Re: [PATCHv4] exec: Fix a deadlock in ptrace

From: Christian Brauner
Date: Tue Mar 03 2020 - 03:58:32 EST


On Mon, Mar 02, 2020 at 06:26:47PM -0800, Kees Cook wrote:
> On Mon, Mar 02, 2020 at 10:18:07PM +0000, Bernd Edlinger wrote:
> > This fixes a deadlock in the tracer when tracing a multi-threaded
> > application that calls execve while more than one thread are running.
> >
> > I observed that when running strace on the gcc test suite, it always
> > blocks after a while, when expect calls execve, because other threads
> > have to be terminated. They send ptrace events, but the strace is no
> > longer able to respond, since it is blocked in vm_access.
> >
> > The deadlock is always happening when strace needs to access the
> > tracees process mmap, while another thread in the tracee starts to
> > execve a child process, but that cannot continue until the
> > PTRACE_EVENT_EXIT is handled and the WIFEXITED event is received:
> >
> > strace D 0 30614 30584 0x00000000
> > Call Trace:
> > __schedule+0x3ce/0x6e0
> > schedule+0x5c/0xd0
> > schedule_preempt_disabled+0x15/0x20
> > __mutex_lock.isra.13+0x1ec/0x520
> > __mutex_lock_killable_slowpath+0x13/0x20
> > mutex_lock_killable+0x28/0x30
> > mm_access+0x27/0xa0
> > process_vm_rw_core.isra.3+0xff/0x550
> > process_vm_rw+0xdd/0xf0
> > __x64_sys_process_vm_readv+0x31/0x40
> > do_syscall_64+0x64/0x220
> > entry_SYSCALL_64_after_hwframe+0x44/0xa9
> >
> > expect D 0 31933 30876 0x80004003
> > Call Trace:
> > __schedule+0x3ce/0x6e0
> > schedule+0x5c/0xd0
> > flush_old_exec+0xc4/0x770
> > load_elf_binary+0x35a/0x16c0
> > search_binary_handler+0x97/0x1d0
> > __do_execve_file.isra.40+0x5d4/0x8a0
> > __x64_sys_execve+0x49/0x60
> > do_syscall_64+0x64/0x220
> > entry_SYSCALL_64_after_hwframe+0x44/0xa9
> >
> > The proposed solution is to take the cred_guard_mutex only
> > in a critical section at the beginning, and at the end of the
> > execve function, and let PTRACE_ATTACH fail with EAGAIN while
> > execve is not complete, but other functions like vm_access are
> > allowed to complete normally.
>
> Sorry to be bummer, but I don't think this will work.

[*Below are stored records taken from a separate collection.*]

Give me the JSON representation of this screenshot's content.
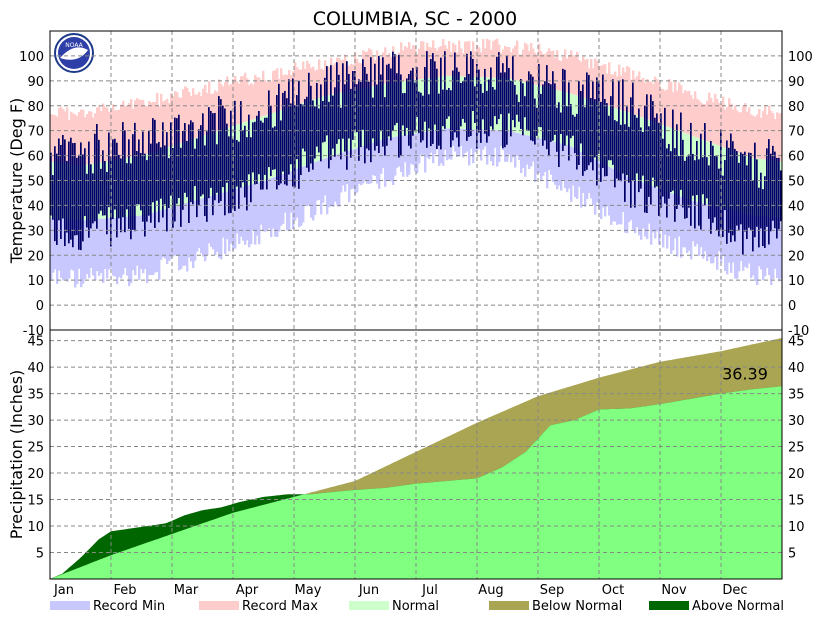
{
  "chart_data": {
    "title": "COLUMBIA, SC - 2000",
    "months": [
      "Jan",
      "Feb",
      "Mar",
      "Apr",
      "May",
      "Jun",
      "Jul",
      "Aug",
      "Sep",
      "Oct",
      "Nov",
      "Dec"
    ],
    "temperature": {
      "type": "bar",
      "ylabel": "Temperature (Deg F)",
      "ylim": [
        -10,
        110
      ],
      "yticks": [
        -10,
        0,
        10,
        20,
        30,
        40,
        50,
        60,
        70,
        80,
        90,
        100
      ],
      "grid": true,
      "normal_high_monthly": [
        56,
        60,
        68,
        76,
        84,
        89,
        92,
        91,
        85,
        77,
        68,
        59
      ],
      "normal_low_monthly": [
        34,
        36,
        43,
        50,
        59,
        67,
        71,
        70,
        64,
        51,
        42,
        36
      ],
      "record_high_monthly": [
        80,
        84,
        90,
        95,
        100,
        105,
        107,
        107,
        103,
        96,
        88,
        81
      ],
      "record_low_monthly": [
        6,
        8,
        15,
        25,
        36,
        47,
        56,
        55,
        41,
        27,
        17,
        8
      ],
      "actual_high_monthly": [
        62,
        65,
        73,
        77,
        88,
        92,
        95,
        91,
        86,
        81,
        66,
        55
      ],
      "actual_low_monthly": [
        30,
        33,
        41,
        47,
        60,
        66,
        71,
        70,
        62,
        47,
        39,
        26
      ]
    },
    "precipitation": {
      "type": "area",
      "ylabel": "Precipitation (Inches)",
      "ylim": [
        0,
        47
      ],
      "yticks": [
        5,
        10,
        15,
        20,
        25,
        30,
        35,
        40,
        45
      ],
      "grid": true,
      "normal_cumulative_x_month": [
        0,
        1,
        2,
        3,
        4,
        5,
        6,
        7,
        8,
        9,
        10,
        11,
        12
      ],
      "normal_cumulative": [
        0,
        4.5,
        8.5,
        12.5,
        15.5,
        18.5,
        24,
        29.5,
        34.5,
        38,
        41,
        43,
        45.5
      ],
      "actual_cumulative_x_month": [
        0,
        0.2,
        0.5,
        0.8,
        1,
        1.3,
        1.6,
        1.9,
        2.2,
        2.5,
        2.8,
        3.1,
        3.5,
        3.9,
        4.3,
        4.7,
        5.0,
        5.5,
        6.0,
        6.5,
        7.0,
        7.4,
        7.8,
        8.2,
        8.6,
        9.0,
        9.5,
        10.0,
        10.5,
        11.0,
        11.5,
        12.0
      ],
      "actual_cumulative": [
        0,
        1.0,
        4.0,
        7.5,
        9.0,
        9.5,
        10.0,
        10.5,
        12.0,
        13.0,
        13.5,
        14.5,
        15.5,
        16.0,
        16.0,
        16.5,
        16.8,
        17.2,
        18.0,
        18.5,
        19.0,
        21.0,
        24.0,
        29.0,
        30.0,
        32.0,
        32.2,
        33.0,
        34.0,
        35.0,
        35.8,
        36.39
      ],
      "total_label": "36.39"
    },
    "legend": [
      {
        "label": "Record Min",
        "color": "#c8c8ff"
      },
      {
        "label": "Record Max",
        "color": "#ffcccc"
      },
      {
        "label": "Normal",
        "color": "#ccffcc"
      },
      {
        "label": "Below Normal",
        "color": "#aaa552"
      },
      {
        "label": "Above Normal",
        "color": "#006600"
      }
    ],
    "colors": {
      "actual_temp": "#000066",
      "precip_normal_fill": "#80ff80",
      "below_normal": "#aaa552",
      "above_normal": "#006600",
      "grid": "#888888"
    }
  },
  "logo": {
    "text": "NOAA"
  }
}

A few more things
> during the exec process depend on cred_guard_mutex being held.
>
> If I'm reading this patch correctly, this changes the lifetime of the
> cred_guard_mutex lock to be:
> - during prepare_bprm_creds()
> - from flush_old_exec() through install_exec_creds()
> Before, cred_guard_mutex was held from prepare_bprm_creds() through
> install_exec_creds().
>
> That means, for example, that check_unsafe_exec()'s documented invariant
> is violated:
> /*
> * determine how safe it is to execute the proposed program
> * - the caller must hold ->cred_guard_mutex to protect against
> * PTRACE_ATTACH or seccomp thread-sync
> */
> static void check_unsafe_exec(struct linux_binprm *bprm) ...
> which is looking at no_new_privs as well as other details, and making
> decisions about the bprm state from the current state.
>
> I think it also means that the potentially multiple invocations
> of bprm_fill_uid() (via prepare_binprm() via binfmt_script.c and
> binfmt_misc.c) would be changing bprm->cred details (uid, gid) without
> a lock (another place where current's no_new_privs is evaluated).
>
> Related, it also means that cred_guard_mutex is unheld for every
> invocation of search_binary_handler() (which can loop via the previously
> mentioned binfmt_script.c and binfmt_misc.c), if any of them have hidden
> dependencies on cred_guard_mutex. (Thought I only see bprm_fill_uid()
> currently.)

So one issue I see with having to reacquire the cred_guard_mutex might
be that this would allow tasks holding the cred_guard_mutex to block a
killed exec'ing task from exiting, right?